Antidepresanlar Yararsız mı? Glenn Treisman ile Söyleşi

Bir süredir antidepresanların şeker haplarından (başka bir deyişle plasebo olarak bilinir) daha iyi çalışmadığı hakkındaki tüm aldatmacalar beni hala rahatsız ediyor çünkü tedaviye ihtiyacı olan insanların - muhtemelen hayatlarını almaya devam edecek olanların - bu hikayeyi okuduğunu biliyorum. ve tıpta umut olmadığına karar verdi.

Bu nedenle, John Hopkin’in "Hopkins Brain Wise" haber bülteninde bulduğum gibi anlayışlı makaleler yayınlamayı seviyorum. Psikiyatri ve iç hastalıkları profesörü Glenn Treisman ile uluslararası alanda en iyi bilinen ve aynı zamanda bir psikiyatrik hastalıktan muzdarip HIV ile enfekte hastaların bakımı ile bir röportaj dahil.

İşte röportaj ...

S. Bu çalışmalar tehlikeli diyorsunuz.

Dr. Treisman: Ağır depresyonu olan kişilerin yüzde 10 ila 20'si yaygın antidepresan kullanımından önce intihar sonucu öldü. Depresyon, kalp krizi, felç ve HIV'den sonra kardiyovasküler ölüm riskinizi ikiye katlar. İnsanları depresyon için iyi ilaç almaktan caydırmanın tehlikeli olduğunu söyleyebilirim.

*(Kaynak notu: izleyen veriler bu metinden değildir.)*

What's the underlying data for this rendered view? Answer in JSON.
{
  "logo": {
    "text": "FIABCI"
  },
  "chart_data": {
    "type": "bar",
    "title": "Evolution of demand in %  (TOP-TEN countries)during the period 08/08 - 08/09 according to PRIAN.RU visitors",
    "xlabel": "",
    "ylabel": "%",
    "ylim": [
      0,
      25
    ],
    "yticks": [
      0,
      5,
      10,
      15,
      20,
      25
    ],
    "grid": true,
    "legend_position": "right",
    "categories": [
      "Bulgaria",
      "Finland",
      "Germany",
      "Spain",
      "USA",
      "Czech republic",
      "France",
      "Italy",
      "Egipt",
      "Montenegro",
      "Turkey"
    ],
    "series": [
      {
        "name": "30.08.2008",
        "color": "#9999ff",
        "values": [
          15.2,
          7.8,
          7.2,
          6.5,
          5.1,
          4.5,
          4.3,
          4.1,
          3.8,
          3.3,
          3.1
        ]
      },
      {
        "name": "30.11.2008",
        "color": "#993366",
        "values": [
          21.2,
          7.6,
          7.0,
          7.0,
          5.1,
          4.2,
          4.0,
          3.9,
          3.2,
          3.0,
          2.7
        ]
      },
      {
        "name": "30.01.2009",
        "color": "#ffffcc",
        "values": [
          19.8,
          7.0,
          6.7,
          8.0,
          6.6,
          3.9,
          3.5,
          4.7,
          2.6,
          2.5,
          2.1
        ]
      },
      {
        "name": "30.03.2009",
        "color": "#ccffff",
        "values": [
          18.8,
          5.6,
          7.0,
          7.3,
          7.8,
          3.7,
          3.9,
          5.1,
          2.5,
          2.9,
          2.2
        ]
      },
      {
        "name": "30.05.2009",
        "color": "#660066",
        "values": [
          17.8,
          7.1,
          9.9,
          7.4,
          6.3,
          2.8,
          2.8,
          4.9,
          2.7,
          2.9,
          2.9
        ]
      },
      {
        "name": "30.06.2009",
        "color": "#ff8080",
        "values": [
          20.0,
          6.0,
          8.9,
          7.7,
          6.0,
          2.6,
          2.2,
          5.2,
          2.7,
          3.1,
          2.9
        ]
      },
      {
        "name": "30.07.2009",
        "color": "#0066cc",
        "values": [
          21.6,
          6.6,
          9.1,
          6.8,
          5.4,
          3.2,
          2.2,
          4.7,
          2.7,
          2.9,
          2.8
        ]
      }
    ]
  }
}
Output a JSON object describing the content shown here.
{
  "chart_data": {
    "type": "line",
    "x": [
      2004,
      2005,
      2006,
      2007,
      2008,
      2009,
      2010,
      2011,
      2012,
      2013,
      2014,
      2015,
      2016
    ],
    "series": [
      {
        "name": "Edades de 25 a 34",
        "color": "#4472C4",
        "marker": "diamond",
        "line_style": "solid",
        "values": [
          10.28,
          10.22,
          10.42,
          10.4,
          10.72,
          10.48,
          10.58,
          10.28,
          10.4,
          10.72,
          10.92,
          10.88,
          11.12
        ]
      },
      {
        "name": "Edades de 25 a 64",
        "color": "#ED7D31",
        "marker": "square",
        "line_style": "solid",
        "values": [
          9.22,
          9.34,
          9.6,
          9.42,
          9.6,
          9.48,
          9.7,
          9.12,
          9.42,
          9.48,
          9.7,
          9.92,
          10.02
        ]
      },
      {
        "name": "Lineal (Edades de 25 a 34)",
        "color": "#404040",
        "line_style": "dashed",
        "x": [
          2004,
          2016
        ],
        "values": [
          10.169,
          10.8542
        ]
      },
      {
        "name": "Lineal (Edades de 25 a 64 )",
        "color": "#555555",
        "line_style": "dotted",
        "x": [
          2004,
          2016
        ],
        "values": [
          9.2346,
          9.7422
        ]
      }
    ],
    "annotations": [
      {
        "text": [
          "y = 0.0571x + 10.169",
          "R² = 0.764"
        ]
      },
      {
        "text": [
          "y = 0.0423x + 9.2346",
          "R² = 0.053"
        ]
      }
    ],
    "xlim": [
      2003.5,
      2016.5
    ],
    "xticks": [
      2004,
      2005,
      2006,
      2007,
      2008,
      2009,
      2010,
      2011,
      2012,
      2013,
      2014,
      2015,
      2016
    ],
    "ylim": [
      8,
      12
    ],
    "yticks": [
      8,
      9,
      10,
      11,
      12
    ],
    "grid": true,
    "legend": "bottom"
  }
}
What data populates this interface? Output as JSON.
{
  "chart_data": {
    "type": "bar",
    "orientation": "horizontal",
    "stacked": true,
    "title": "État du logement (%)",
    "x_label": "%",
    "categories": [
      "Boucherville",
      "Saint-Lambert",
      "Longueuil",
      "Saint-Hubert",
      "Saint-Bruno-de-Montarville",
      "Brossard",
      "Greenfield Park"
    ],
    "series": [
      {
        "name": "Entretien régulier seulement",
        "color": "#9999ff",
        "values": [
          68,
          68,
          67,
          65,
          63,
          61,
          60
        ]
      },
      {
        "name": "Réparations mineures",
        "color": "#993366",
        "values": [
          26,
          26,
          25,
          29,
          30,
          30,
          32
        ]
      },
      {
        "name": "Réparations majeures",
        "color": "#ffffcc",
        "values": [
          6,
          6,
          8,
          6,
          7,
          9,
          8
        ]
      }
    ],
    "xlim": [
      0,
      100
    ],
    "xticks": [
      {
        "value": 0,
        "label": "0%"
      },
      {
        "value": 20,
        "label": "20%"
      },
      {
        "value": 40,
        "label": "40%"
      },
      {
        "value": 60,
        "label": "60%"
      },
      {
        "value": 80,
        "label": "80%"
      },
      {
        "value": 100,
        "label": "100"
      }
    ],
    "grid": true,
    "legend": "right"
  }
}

S. Peki, çalışmaların sorunu nedir?

Dr. Treisman: Derinlerde, uyuşturucu denemeleri için insanları seçme şeklimizde önyargı olduğunu fark edemiyoruz. Antidepresanlarla ilgili ilk çalışmalarda çok dışlandık. Bir denemeye girmeden önce birinin ağır depresyon geçirmesini sağlayan araştırma teşhis kriterleri (RDC) denilen şeyi kullanırdık. Bir cerrahın, ameliyat yapmadan önce apandisit olduğuna tamamen ikna olması gibi bir şey. Ve bu ortamlarda antidepresanlar iyidir: İnsanların yüzde 75'i iyileşir.

Ancak majör depresyon çok ölümcül olabileceğinden ve bunun için kesin bir testimiz olmadığından, aşırı teşhis ve tedavi tarafında hata yapıyoruz. Kapsayıcı hale geldik. Örneğin, DSM'deki [Teşhis ve İstatistik El Kitabı] klinik kriterler, depresyonu olabilecek hiç kimseyi gözden kaçırmamayı amaçlamaktadır. Ancak, bugün yaptığımız gibi, denemelerimiz için kapsayıcı DSM kriterleri kullanmak, depresif semptomları olan ve majör depresyonu olmayan birçok insanı dahil ettiğimiz anlamına gelir. Tıpkı 1950'lerde, cerrahları emin olamayınca bazı insanların apandisit olmadan ameliyat olması gibi.

Olan şu ki, daha fazla insan - ilacın amaçlandığı gerçek depresyonu olmayanlar - daha iyi hissettiğini bildiriyor. Örneğin 1980 ve 2000 arasında, antidepresan denemelerindeki plasebo tepkisi yüzde 20'den yüzde 40'a sıçradı. Ve bir hata payına izin verdiğinizde, ilaçla plasebo arasında hiçbir fark yokmuş gibi görünmeye başlar. Ama bu yanlış. Antidepresanlar, hafif de olsa gerçek depresyon için çalışır.

S. Ve güveniniz şundan geliyor ...

Dr. Treisman: Yeni ve eski literatürün eleştirel bir incelemesi. Psikiyatrist olarak yıllarım. Ama benden şüphe duyuyorsanız, ilaç şirketlerinin FDA'ya sunması gereken kanıtları düşünün. Firmalar yeni bir ilacı tescil ettirme noktasına geldiklerinde, tonlarca faz I ve II denemeleri ve bu ilaçların işe yaradığını gösteren temel bilimler var. Çalıştıklarını biliyorlar. Kayıt denemeleri, mights ve maybes için çok maliyetli.

S. Son bir söz için sabırsızlanıyorsunuz.

Dr. Treisman: Eve götüren mesaj, reçete yazan doktorların eleştirel düşünürler olması gerektiğidir. Her hasta, ortalama klinik araştırma öznesinin ortalama yanıtından türetilen bir reçeteye değil, uzmana özel tedaviye hak kazanır.